Each scaling-study experiment's `evaluation.txt` is committed at a known
hash. To exactly reproduce a result, check out the repo at that hash and
run the recipe.

| Experiment | Final commit | Date |
|---|---|---|
| exp 32 (5K, MQ=20) | (pending) | (pending) |
| exp 33 (10K, MQ=20) | (pending) | (pending) |
| exp 34 (20K, MQ=20) | (pending) | (pending) |
| exp 36 (40K, MQ=20) | (pending) | (pending) |

## Random seeds

- Subset selection: `numpy.random.default_rng(42)` → identical manifests
  every time.
- VAE training: PyTorch default (non-deterministic on GPU).
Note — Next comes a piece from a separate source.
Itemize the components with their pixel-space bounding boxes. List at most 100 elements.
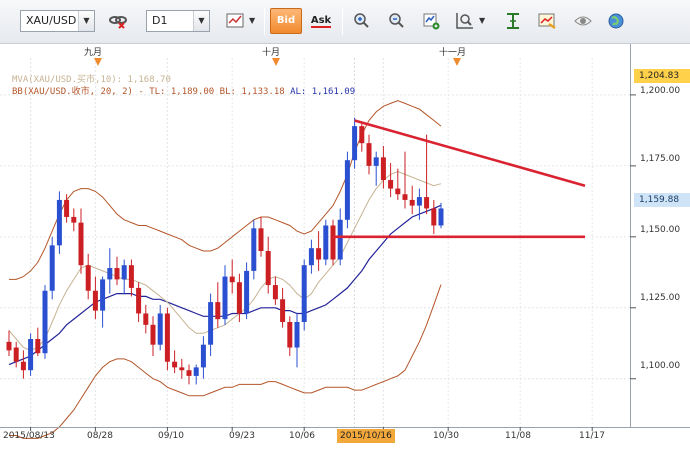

Run-to-run
  variability is small; for the manuscript we report a single run per tier
  and discuss variability in the supplementary.

## Storage

Per 20K samples:

| Asset | Size (≈) |
|---|---|
| FASTQs (paired, gzipped) | 6–10 TB |
| BAMs (sorted + indexed) | 18–24 TB |
| Count TSVs (7,365 bins) | 1.5 GB |
| NPY stores (chrom + plasmid) | 1.5 GB |
| Trained checkpoints + outputs | 200 MB / exp |

FASTQs and BAMs are kept on the HPC scratch until the 40K experiment is
complete; then archived or deleted depending on storage pressure. Count
files and NPY stores are kept indefinitely.